The Ministry of Finance has directed all central government departments to ensure that National Pension System (NPS) contributions are remitted to the Pension Fund Regulatory and Development Authority (PFRDA) on time. The ministry said that interest will be levied in case of delayed remittance beyond the stipulated timelines and that the interest must be credited to the pension account of the employee within thirty days of crediting of the amount of contribution.
In an Office Memorandum (OM) dated July 10, 2026, the Ministry of Finance, Controller General of Accounts, Department of Expenditure, said that all offices must strictly follow the timelines laid down under the CCS (Implementation of NPS) Rules.
What is the issue of remittance of NPS contributions?
According to the Ministry of Finance, the remittance of NPS contributions to PFRDA are being delayed in many cases due to varied reasons.
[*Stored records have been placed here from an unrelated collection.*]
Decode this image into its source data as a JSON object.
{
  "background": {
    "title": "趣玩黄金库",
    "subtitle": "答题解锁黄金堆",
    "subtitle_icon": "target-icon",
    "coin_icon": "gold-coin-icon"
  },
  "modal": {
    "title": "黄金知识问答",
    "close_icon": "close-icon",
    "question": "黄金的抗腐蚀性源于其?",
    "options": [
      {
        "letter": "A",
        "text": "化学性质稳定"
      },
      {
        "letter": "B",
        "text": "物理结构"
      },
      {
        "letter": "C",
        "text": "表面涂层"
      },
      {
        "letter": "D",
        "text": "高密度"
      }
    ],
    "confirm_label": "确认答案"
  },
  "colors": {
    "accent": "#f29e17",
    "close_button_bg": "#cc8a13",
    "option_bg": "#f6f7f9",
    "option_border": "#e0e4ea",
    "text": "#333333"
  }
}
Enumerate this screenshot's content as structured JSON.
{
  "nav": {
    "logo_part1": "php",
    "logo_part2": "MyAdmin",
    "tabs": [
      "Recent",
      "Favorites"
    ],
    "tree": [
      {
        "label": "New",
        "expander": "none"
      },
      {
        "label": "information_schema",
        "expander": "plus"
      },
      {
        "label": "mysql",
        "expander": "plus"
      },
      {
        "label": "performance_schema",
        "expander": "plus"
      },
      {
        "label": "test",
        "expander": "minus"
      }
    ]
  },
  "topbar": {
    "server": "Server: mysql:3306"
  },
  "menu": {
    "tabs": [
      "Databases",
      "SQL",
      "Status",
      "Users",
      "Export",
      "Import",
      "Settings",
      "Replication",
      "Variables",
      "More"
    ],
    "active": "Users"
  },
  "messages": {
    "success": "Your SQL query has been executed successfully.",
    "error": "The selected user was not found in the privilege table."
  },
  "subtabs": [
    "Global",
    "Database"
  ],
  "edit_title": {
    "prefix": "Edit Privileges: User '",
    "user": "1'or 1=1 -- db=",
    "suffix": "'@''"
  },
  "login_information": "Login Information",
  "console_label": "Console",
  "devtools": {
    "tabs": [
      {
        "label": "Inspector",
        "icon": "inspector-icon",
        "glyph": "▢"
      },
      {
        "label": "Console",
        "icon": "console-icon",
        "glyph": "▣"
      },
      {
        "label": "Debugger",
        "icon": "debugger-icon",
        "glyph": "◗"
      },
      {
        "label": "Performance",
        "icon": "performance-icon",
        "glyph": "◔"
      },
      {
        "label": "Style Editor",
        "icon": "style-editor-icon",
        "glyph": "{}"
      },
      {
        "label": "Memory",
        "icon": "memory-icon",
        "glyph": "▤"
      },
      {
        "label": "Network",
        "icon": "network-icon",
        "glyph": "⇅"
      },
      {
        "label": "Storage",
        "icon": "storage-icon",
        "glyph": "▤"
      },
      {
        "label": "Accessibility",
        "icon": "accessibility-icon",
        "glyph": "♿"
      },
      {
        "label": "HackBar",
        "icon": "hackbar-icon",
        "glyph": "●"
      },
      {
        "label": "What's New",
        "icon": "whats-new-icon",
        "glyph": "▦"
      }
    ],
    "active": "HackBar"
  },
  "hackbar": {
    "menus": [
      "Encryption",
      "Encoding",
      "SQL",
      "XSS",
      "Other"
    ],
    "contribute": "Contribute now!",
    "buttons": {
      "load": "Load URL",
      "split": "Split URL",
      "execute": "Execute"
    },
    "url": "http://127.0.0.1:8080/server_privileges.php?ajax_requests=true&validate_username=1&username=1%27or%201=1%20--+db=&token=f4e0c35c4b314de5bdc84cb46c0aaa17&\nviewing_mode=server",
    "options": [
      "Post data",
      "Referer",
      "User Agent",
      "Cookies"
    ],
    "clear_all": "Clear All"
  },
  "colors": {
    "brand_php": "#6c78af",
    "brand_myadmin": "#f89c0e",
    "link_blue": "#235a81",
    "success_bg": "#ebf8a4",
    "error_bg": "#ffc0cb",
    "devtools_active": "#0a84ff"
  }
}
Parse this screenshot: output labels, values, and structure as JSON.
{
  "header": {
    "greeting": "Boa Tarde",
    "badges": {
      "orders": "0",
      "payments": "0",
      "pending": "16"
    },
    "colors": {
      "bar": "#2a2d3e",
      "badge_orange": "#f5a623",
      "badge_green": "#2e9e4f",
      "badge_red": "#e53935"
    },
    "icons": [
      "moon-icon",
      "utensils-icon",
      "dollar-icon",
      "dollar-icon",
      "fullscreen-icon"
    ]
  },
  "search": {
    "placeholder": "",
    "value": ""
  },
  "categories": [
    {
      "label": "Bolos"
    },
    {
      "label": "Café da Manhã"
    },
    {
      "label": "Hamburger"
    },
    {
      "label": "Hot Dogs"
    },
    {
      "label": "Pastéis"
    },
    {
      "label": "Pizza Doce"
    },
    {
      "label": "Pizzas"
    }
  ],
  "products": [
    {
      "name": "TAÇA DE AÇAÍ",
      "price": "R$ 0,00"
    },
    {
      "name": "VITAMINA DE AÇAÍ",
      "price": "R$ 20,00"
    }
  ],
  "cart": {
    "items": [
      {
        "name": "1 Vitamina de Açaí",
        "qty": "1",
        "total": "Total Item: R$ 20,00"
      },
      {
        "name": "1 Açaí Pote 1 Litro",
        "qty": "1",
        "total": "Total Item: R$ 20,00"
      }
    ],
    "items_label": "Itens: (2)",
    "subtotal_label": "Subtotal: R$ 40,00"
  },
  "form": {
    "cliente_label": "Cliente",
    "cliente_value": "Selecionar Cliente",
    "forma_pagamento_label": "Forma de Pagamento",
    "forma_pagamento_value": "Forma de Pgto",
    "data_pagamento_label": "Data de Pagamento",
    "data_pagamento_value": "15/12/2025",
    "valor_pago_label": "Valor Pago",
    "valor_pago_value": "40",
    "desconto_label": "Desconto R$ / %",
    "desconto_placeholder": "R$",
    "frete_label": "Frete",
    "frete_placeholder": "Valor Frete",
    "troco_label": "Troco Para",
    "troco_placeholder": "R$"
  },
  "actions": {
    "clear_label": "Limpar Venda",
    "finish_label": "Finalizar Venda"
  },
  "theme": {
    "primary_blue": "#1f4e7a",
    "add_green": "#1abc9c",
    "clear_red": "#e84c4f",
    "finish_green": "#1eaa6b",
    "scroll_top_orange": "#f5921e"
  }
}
In this regard, attention has been invited to the provisions of CCS (Implementation of NPS) Rules which provides strict timelines for remittance of NPS contributions and further provides for levying of interest in case of delayed remittance beyond the stipulated timelines.
Interest to be paid for delayed remittance
The OM refers to Rule 8 of the CCS (Implementation of NPS) Rules which states that crediting of the monthly contributions by the government to the individual pension account of the subscriber beyond the time limit prescribed in rule 7, the amount of contribution should be credited to the individual pension account of the subscriber along with interest for the delayed period. The OM said that “the interest shall be credited to the individual pension account of the employee within a period of thirty days of the crediting of the amount of contribution.” The OM said that the rate of interest for this purpose would be the rate of interest as decided by the government from time to time for the Public Provident Fund deposits.
Delinquent officials to pay amount
The OM refers to Rule 8(2)(i) which states that every case of crediting of monthly contribution by the government in the individual pension account of the subscriber will be examined by the Head of Department or Chief Controller of Accounts for fixation of responsibility.
The OM said that if the Head of Department or Chief Controller of Accounts is satisfied that the delay is caused on account of an administrative lapse then the delinquent officials will be liable to pay the amount of pecuniary loss to the government on account of payment of interest.
The OM said that the disciplinary authority may suggest disciplinary action against the officials responsible for the administrative lapse in this respect.
Amounts lying under head 8342-117 to be cleared
The OM also said that amounts are lying under the head 8342-117. It asked all the Pr. CCAs/CCAs/CAs to ensure that the amount lying under this head is cleared and that “no other amount shall remain under this head.”
The ministry has asked departments to submit “a detailed report on the actions taken in this regard till date may be provided in this office by 31st July 2026.”